Im medizinischen Versorgungszentrum an der Meppener Straße wird künftig eine ärztliche Grundversorgung für mehrere Geester Ortsteile angeboten: Im Erdgeschoss des zweieinhalbgeschössigen Gebäudes soll künftig eine allgemeinmedizinische Praxis, darüber eine Kinderarztpraxis untergebracht werden. Erstere besteht vor Ort bereits seit 2013. Damals wurde die Zweigstelle des Ärztezentrums Holthausen-Biene in Dalum eröffnet - als Reaktion auf die von der Kassenärztlichen Vereinigung festgestellte „Unterversorgung“ in der Gemeinde Geeste.

Eine zusätzliche Medizinerin

Die aktuellen Räumlichkeiten der Zweigstelle in der Ketteler Straße genügten aber den Anforderungen an die medizinische Versorgung vor Ort nicht mehr: „Für eine ausgewogene, moderne Behandlung ist der alte Standort nicht mehr ausreichend“, sagte Ludger Stauff von der Gemeinschaftspraxis Holthausen - Biene. Wegen steigender Patientenzahlen werde die Praxis zudem um eine Medizinerin erweitert, wodurch zusätzlicher Platz erforderlich wurde. Nach Schätzungen von Stauff dürfte die Gesamtsumme für das Bauprojekt bei einen Betrag knapp jenseits der Millionengrenze liegen. Weiterlesen: Ein Königreich für einen jungen Landarzt

Sicherung der medizinischen Grundversorgung

Erste Planungen für einen Neubau gab es ab 2014. Nachdem durch die Gemeinde Geeste und mit Unterstützung ein unbebautes Grundstück im Dalumer Zentrum bereitgestellt wurde und sich mehrere Investoren fanden, begannen die Bauarbeiten Anfang 2016. Das nun erfolgte Richtfest sei „ein guter Tag für die Gemeinde“, sagte Geestes Bürgermeister Helmut Höke in einer kurzen Ansprache. Das Ärztezentrum in Dalum trage zur Sicherung der medizinischen Grundversorgung in der gesamten Gemeinde bei.
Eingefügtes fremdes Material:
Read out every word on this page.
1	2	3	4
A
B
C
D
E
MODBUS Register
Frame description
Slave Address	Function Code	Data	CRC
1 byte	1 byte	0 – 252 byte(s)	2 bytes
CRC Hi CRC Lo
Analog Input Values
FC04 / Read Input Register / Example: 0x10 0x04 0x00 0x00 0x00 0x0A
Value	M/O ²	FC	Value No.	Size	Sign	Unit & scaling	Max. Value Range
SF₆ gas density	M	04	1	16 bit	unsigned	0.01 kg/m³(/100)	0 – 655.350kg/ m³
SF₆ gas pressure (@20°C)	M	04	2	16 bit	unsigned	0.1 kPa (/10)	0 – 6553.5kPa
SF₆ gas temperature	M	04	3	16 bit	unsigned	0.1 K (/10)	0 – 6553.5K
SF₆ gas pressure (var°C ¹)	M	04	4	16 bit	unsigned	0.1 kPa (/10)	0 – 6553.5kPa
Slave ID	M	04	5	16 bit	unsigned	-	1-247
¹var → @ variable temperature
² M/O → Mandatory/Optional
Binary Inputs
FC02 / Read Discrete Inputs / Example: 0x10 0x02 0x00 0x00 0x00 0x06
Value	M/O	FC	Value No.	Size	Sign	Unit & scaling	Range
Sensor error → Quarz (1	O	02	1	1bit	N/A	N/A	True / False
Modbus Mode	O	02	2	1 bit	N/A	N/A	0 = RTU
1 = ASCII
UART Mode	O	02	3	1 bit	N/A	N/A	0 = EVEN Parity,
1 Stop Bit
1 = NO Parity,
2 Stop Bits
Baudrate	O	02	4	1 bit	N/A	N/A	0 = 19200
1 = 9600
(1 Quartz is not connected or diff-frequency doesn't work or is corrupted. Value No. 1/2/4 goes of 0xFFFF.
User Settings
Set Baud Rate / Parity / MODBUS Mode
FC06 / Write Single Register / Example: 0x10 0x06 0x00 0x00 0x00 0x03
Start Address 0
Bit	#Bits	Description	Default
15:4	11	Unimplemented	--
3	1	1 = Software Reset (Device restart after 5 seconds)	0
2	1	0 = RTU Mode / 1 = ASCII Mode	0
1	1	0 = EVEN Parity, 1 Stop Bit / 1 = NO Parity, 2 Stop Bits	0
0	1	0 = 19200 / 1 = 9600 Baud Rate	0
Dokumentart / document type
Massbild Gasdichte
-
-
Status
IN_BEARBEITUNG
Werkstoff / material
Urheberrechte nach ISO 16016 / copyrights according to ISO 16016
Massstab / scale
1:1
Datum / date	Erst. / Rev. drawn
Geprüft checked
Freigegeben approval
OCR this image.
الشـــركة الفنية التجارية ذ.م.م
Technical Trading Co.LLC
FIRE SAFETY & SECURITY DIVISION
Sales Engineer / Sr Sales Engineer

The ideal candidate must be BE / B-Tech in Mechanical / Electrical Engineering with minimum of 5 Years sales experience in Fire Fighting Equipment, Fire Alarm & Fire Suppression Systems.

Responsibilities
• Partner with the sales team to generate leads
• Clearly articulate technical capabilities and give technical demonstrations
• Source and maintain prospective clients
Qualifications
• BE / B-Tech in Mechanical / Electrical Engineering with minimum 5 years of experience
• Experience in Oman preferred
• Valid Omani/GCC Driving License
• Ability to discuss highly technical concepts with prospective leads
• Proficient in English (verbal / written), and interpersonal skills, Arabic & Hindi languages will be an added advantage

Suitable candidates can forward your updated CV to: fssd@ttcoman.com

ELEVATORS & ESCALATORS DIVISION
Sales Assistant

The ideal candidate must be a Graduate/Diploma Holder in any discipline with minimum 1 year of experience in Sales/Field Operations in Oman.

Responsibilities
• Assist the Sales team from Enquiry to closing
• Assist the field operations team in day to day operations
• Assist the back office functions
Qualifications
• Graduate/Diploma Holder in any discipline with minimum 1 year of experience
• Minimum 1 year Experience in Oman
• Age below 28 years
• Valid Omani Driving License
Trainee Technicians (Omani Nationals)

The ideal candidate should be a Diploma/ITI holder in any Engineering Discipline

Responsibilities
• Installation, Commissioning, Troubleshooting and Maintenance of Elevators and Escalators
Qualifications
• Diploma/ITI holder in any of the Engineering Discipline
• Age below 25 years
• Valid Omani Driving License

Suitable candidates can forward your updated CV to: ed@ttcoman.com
Angesichts des drohenden Ärztemangels sei die Einrichtung eines modernen Behandlungszentrums ein wichtiges Signal für die Zukunft.

Zentrumscharakter wird unterstrichen

Das äußere Erscheinungsbild des künftigen Ärztezentrums ist mittlerweile gut erkennbar: Ein moderner Baukörper mit rotem Dach und roter Verblendung entsteht, der sich nach Ansicht der am Projekt beteiligten Partner reibungslos ins Ortsensemble einfügen werde. „Mit dem Neubau wird auch der Zentrumscharakter des Ortskerns unterstrichen“, betonte Höke. Der Neubau könne zudem als Impulsgeber für weitere Maßnahmen im Ortskern fungieren.

Vermarktung der Penthouse-Wohnungen angelaufen

Nach dem Richtfest beginnen die Arbeiten im Inneren des Gebäudes. Auf die allgemeinmedizinsche Praxis entfallen dort insgesamt 320 Quadramtmeter. Die Kinderarztpraxis, die von der bisher in Osterbrock praktizierenden Christiane Feller geleitet wird, enthält 160 Quadratmeter. Im Dachgeschoss entstehen zudem auf 175 Quadratmeter drei moderne Penthouse-Wohnungen, die vom Bauunternehmen Többen direkt vermarktet werden. Nach Auskunft von Unternehmensleiter Heiner Többen seien zwei der drei Wohnungen aktuell bereits vergeben.